Context engineering is not purely a technical discipline. It requires someone who understands the domain workflow (every step a human expert would take), the information architecture (what data exists, where, and how to retrieve the right subset), and the failure modes (what goes wrong when the agent has too little context, too much, or the wrong kind).

Levie argues that AI agent product managers need a different skill set than traditional PMs: “Deeply understand the domain that you’re building agents for. In an ideal world you actually have worked in that space.”

The subagent paradigm

A central architectural pattern in context engineering is decomposition into subagents. Levie describes this as “super interesting” — rather than one monolithic agent with a bloated context window, work is distributed across specialized subagents, each with a focused context.

The analogy: “There was probably a time in the past where nearly all software tasks could be handled by a single large application. But as the complexity and breadth of tasks grew, there became need for applications to then be broken up across specialized functions.”

This creates a new coordination problem: if you have “100X more AI agents than people doing work in a company, it’s actually more critical than ever that the work is well orchestrated.” The management challenge shifts from managing humans to orchestrating agent workflows.

Information retrieval as the foundation

Levie makes a reductive but clarifying claim: “Many AI agent problems are really just information retrieval problems. If the agent can find the right information for a given task, they’d nail the task.”

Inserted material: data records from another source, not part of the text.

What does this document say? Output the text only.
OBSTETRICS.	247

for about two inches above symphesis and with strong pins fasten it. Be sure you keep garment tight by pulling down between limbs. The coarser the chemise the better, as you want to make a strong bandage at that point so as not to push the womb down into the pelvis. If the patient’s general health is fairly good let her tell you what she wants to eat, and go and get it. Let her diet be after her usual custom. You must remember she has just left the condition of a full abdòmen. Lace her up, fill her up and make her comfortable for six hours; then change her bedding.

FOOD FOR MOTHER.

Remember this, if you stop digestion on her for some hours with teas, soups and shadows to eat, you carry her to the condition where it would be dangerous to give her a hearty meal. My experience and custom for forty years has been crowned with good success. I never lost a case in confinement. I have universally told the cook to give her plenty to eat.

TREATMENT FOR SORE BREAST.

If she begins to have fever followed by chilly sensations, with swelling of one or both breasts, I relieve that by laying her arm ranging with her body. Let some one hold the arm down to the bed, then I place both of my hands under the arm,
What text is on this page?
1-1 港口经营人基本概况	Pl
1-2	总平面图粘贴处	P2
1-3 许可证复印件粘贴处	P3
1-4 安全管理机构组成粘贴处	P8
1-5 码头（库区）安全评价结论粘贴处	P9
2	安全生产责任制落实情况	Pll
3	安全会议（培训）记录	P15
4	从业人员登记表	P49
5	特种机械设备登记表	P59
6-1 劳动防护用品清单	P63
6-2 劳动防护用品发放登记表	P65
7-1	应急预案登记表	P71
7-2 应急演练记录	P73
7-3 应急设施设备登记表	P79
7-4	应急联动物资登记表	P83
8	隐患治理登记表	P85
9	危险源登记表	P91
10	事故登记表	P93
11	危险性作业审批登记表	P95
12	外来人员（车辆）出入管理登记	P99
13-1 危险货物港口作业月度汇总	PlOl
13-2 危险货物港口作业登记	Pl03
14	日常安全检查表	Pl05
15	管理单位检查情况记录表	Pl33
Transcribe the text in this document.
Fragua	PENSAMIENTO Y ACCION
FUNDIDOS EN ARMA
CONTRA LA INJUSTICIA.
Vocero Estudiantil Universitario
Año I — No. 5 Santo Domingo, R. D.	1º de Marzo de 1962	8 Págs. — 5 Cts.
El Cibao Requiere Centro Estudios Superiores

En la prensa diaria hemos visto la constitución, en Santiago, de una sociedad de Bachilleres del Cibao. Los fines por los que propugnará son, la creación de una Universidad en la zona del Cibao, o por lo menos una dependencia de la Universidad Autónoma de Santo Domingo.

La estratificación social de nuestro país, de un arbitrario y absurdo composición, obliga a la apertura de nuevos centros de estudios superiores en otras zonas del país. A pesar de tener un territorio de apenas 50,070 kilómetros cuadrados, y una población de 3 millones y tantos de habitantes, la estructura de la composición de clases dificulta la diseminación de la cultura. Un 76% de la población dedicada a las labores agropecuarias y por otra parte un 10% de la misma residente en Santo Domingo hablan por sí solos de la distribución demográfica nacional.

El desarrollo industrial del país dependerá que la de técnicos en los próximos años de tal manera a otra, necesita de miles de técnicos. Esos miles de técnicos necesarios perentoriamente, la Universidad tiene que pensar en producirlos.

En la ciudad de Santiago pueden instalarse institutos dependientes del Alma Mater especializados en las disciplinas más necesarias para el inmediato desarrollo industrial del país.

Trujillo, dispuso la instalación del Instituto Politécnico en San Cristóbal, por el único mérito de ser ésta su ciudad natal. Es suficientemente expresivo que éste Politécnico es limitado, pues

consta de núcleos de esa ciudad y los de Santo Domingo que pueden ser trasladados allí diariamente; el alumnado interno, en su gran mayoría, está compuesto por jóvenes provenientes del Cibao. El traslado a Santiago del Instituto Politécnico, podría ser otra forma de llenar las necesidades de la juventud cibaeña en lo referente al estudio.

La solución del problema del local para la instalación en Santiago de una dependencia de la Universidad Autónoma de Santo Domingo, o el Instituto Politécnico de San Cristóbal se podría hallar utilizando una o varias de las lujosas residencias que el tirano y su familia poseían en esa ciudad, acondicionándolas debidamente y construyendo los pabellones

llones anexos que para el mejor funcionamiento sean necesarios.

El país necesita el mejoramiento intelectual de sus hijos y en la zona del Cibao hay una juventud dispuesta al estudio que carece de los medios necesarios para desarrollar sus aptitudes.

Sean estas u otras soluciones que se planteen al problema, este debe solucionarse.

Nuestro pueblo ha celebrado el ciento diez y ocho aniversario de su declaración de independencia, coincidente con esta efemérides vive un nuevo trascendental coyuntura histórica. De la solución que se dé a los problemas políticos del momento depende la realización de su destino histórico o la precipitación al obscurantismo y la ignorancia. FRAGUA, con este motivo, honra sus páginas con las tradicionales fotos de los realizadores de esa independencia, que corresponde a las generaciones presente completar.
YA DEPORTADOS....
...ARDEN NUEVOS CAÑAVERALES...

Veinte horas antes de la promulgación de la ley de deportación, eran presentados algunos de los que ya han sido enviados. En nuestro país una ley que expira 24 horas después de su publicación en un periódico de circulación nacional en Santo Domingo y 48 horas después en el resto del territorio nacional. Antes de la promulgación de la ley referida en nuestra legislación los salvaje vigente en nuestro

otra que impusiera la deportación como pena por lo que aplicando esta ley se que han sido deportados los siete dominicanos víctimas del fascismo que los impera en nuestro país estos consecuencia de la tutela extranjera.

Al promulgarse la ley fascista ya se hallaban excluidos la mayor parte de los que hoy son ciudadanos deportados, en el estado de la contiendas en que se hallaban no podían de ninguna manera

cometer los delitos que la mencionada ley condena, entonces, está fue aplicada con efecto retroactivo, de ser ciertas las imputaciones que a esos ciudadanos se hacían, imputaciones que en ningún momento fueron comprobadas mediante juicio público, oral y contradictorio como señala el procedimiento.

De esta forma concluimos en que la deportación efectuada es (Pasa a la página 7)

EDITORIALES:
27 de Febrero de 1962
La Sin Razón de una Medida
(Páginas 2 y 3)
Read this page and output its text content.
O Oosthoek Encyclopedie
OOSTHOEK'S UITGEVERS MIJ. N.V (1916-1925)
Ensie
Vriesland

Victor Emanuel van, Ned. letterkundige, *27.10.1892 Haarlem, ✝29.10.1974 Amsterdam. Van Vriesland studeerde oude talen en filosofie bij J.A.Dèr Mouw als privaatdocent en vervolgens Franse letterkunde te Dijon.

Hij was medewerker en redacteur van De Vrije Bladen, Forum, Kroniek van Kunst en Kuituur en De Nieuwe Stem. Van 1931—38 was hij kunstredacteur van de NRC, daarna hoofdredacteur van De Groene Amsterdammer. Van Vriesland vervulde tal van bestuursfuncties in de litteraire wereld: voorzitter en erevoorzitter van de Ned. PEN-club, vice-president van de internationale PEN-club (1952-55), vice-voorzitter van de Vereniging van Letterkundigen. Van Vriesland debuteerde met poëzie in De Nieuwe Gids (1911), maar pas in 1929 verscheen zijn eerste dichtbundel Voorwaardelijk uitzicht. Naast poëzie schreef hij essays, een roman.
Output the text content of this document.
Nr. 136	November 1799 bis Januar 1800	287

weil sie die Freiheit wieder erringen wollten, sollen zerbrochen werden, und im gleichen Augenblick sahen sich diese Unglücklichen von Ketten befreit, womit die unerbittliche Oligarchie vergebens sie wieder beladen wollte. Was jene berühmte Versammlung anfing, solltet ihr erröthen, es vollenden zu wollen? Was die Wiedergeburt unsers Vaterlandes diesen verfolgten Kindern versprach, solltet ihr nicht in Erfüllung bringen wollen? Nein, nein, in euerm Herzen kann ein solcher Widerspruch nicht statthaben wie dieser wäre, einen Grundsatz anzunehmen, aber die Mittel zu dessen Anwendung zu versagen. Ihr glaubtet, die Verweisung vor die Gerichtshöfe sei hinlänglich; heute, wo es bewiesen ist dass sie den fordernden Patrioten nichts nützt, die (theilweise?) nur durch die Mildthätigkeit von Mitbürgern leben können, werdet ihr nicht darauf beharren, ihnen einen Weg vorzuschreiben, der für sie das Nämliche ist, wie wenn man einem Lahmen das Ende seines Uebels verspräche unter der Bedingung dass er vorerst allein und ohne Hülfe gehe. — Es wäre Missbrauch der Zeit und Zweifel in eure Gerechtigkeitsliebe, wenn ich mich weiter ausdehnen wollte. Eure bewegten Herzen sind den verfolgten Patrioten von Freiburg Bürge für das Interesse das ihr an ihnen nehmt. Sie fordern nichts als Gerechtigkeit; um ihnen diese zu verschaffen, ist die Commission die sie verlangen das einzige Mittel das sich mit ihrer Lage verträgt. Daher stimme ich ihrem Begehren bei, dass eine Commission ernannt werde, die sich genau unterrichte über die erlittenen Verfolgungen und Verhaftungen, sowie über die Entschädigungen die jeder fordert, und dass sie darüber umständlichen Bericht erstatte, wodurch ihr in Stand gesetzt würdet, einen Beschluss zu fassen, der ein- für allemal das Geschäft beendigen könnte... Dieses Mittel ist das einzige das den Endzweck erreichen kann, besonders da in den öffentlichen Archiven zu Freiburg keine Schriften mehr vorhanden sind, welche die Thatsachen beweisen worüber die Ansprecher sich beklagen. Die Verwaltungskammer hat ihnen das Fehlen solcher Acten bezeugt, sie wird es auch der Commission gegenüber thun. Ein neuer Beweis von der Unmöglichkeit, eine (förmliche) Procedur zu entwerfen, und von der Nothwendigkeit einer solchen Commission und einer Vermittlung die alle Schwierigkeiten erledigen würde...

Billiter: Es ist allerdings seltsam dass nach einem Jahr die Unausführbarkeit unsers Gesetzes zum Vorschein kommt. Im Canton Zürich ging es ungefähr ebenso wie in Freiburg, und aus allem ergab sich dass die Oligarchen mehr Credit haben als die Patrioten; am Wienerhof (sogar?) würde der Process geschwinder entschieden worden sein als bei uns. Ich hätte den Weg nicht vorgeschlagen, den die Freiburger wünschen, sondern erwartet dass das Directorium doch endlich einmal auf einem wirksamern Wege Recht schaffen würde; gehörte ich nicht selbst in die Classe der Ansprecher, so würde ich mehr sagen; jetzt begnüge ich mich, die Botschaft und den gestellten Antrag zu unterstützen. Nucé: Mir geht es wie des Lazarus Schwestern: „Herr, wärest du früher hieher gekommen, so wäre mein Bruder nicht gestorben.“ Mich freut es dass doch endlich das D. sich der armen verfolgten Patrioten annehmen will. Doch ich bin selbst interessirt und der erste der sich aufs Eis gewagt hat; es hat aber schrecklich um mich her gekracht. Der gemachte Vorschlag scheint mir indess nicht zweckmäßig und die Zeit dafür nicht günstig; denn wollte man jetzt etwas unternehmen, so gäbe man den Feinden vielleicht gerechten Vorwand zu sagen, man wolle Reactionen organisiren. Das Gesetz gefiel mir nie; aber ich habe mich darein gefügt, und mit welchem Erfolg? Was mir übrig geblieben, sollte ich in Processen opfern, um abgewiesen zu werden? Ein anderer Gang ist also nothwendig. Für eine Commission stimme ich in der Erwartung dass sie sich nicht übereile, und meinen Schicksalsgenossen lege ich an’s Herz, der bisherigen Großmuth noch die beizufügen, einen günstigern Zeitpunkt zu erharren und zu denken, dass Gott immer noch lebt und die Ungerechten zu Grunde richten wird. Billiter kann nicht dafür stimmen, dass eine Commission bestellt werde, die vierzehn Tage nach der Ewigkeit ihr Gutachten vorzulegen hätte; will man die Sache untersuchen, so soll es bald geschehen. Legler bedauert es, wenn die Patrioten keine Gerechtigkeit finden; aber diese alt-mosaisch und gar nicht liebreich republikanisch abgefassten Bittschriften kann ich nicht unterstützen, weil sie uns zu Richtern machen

This frames context engineering as a variant of the classic knowledge management problem — getting the right information to the right agent at the right time — now operating at machine speed and machine scale.

The eval problem

Context engineering produces non-deterministic systems. Shreya Shekhar identifies the core challenge: today’s agentic systems introduce “stochasticity, the action-intent gap, and subjectivity of results.” Traditional software has strict guarantees around consistency and fault tolerance. AI agents offer none of these by default.

Levie confirms this from practice: “We are barely scratching the surface on evals. A significant portion of knowledge work is going to move to AI agents, and we have essentially no infrastructure for understanding how they’re performing at a fine-grained level.”

The eval gap means organizations cannot yet reliably measure whether context engineering improvements actually improve outcomes — creating a build-measure-learn cycle with a broken “measure” step.

The agent operator as context engineer

Context engineering is not only a design discipline — it is becoming a job function. Levie projects 500,000 to 1 million new “agent operator” roles in Fortune 1,000 companies (see AI Agents and Job Redefinition). These operators must understand MCPs, CLIs, agents.md files, and how to write skills — but the core of their work is context engineering applied to specific business domains.

The challenge in enterprise settings goes beyond prompt design. Agent operators must navigate fragmented data estates where “half your data estate is not even ready to work with the agent” because it sits on network file shares or legacy document management systems. They must restructure workflows so agents receive properly curated context, understand process boundaries, and produce outputs that fit organizational compliance requirements. And when a new model drops, “your workflow probably breaks because the way you prompt that agent now is different” — requiring continuous context re-engineering.

This makes context engineering a perpetual discipline rather than a one-time design task. The feedback loop — build workflow, deploy agent, new model ships, workflow breaks, re-engineer context — demands ongoing technical and domain expertise that justifies a dedicated role.

Connection to the knowledge-judgement shift

Context engineering operationalizes the shift described in Judgement vs Knowledge in the AI Era. The agent supplies knowledge (retrievable, encodable); the human supplies judgment about which knowledge matters and how to structure the agent’s context. The human’s value shifts from knowing things to knowing how to frame problems for AI consumption.